For weeks in semiconscious preparation for this day, I’ve been contemplating a thing I’ve come to call “civic suicide.” Not actual suicide, as I still love my family and our dog and playing baseball and golf. I just want to get out of civic life, and all civic talk. I want to go into the woods for a long while. You can call that a “privileged position.” I would only reply, “It’s not a position.” Nor is it what I’m going to wind up doing, in the end, I’m sure. Or what the professional rhetoricians in the community I serve will be doing, either.

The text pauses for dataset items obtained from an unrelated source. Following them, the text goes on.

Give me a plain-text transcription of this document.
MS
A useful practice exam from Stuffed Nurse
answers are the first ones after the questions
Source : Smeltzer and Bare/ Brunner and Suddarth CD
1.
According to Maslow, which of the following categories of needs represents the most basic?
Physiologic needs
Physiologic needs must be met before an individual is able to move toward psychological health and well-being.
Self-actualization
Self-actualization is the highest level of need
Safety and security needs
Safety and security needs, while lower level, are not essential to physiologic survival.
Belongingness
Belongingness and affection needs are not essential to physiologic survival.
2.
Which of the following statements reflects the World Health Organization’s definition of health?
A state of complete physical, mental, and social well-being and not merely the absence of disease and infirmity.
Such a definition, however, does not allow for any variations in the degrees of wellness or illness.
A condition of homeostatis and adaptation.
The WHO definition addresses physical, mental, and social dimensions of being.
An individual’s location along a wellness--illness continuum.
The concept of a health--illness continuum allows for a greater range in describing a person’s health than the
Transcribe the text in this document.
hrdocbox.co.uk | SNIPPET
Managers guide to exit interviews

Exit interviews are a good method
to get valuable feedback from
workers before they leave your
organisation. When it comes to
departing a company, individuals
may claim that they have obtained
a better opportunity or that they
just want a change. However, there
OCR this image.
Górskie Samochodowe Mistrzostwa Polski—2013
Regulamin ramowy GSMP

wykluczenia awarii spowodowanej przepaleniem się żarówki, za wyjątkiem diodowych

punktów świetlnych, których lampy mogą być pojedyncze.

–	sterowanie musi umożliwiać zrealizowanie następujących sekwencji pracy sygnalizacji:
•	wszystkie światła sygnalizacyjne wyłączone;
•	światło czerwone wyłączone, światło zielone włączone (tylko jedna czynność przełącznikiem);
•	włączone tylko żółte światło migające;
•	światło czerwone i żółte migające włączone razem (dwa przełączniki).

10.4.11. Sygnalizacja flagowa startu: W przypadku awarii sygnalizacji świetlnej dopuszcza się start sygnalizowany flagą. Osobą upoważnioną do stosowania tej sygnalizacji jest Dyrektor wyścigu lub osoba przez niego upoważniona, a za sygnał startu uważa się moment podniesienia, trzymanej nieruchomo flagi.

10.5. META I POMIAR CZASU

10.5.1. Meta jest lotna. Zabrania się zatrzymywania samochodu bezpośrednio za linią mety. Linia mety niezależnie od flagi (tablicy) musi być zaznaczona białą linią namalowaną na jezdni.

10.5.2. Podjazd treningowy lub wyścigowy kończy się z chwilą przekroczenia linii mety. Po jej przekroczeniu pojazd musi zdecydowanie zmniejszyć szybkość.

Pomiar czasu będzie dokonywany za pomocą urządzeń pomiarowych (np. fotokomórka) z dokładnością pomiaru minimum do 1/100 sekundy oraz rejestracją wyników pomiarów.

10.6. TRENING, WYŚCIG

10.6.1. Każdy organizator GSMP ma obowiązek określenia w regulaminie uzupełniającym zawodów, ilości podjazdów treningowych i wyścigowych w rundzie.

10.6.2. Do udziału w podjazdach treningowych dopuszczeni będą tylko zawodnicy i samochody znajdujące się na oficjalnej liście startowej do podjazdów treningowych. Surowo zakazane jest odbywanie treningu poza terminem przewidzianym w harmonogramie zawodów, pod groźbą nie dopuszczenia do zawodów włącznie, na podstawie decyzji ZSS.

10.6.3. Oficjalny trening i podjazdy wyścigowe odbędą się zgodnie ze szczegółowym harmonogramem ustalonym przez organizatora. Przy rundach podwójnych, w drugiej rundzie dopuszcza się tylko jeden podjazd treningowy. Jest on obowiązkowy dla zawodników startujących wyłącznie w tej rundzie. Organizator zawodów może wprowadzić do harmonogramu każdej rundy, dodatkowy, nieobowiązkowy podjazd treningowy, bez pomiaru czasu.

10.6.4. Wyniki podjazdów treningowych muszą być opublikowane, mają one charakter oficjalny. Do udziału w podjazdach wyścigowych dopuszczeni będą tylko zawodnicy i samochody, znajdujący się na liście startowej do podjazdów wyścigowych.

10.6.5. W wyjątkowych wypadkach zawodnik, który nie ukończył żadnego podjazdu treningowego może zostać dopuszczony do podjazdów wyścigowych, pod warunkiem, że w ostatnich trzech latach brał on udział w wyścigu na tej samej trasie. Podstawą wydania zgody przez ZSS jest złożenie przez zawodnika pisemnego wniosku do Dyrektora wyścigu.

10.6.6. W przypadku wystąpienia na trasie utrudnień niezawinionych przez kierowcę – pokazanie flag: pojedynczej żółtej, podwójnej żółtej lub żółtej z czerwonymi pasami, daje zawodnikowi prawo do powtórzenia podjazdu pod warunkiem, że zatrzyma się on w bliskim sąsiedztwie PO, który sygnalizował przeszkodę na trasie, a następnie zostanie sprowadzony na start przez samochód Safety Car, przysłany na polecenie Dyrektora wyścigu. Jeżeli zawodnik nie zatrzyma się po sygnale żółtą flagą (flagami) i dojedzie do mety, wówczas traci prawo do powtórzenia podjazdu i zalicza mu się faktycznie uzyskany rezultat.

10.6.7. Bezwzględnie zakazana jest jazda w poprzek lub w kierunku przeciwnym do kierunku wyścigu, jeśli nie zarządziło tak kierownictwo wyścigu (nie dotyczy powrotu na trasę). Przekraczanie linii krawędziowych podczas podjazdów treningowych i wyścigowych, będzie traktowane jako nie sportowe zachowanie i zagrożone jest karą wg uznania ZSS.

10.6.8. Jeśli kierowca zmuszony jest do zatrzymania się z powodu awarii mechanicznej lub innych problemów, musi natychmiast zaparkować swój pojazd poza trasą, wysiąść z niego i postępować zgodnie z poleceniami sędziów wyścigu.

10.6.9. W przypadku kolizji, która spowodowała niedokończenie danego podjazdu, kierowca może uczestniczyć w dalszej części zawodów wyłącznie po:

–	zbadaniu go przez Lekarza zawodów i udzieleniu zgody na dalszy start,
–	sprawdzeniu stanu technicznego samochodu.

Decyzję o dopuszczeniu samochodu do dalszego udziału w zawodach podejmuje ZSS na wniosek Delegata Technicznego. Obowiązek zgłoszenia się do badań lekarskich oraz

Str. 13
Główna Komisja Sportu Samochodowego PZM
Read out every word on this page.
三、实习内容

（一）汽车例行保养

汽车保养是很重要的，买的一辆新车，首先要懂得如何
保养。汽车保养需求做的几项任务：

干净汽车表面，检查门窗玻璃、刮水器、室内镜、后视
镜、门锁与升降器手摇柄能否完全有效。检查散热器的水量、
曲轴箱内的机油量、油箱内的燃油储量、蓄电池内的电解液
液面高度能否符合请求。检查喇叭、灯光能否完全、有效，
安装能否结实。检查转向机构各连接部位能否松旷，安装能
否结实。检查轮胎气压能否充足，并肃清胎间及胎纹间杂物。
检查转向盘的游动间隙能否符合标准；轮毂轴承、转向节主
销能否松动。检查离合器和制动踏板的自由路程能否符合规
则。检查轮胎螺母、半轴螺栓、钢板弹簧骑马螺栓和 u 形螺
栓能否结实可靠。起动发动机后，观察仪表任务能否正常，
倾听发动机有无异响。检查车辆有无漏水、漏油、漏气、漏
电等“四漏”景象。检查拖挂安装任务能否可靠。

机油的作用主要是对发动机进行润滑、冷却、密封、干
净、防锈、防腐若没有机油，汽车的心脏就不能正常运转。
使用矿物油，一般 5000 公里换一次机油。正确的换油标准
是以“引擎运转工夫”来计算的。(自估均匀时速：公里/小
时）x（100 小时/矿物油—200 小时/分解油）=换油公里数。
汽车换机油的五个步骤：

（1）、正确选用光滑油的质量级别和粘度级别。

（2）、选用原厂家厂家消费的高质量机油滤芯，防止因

But for today, I relate to my manic-depressive mother’s psychiatrist, in the 1970s. “Dr. R. says he’s been depressed lately, too,” my mother wrote in her journal. “Dr. R. said, ‘Last Thursday, I just didn’t give a shit. I closed the office and went home.'”
I think I’m going to take the dog on a nice long peaceful leisurely walk, to pick up some bloody Mary mix.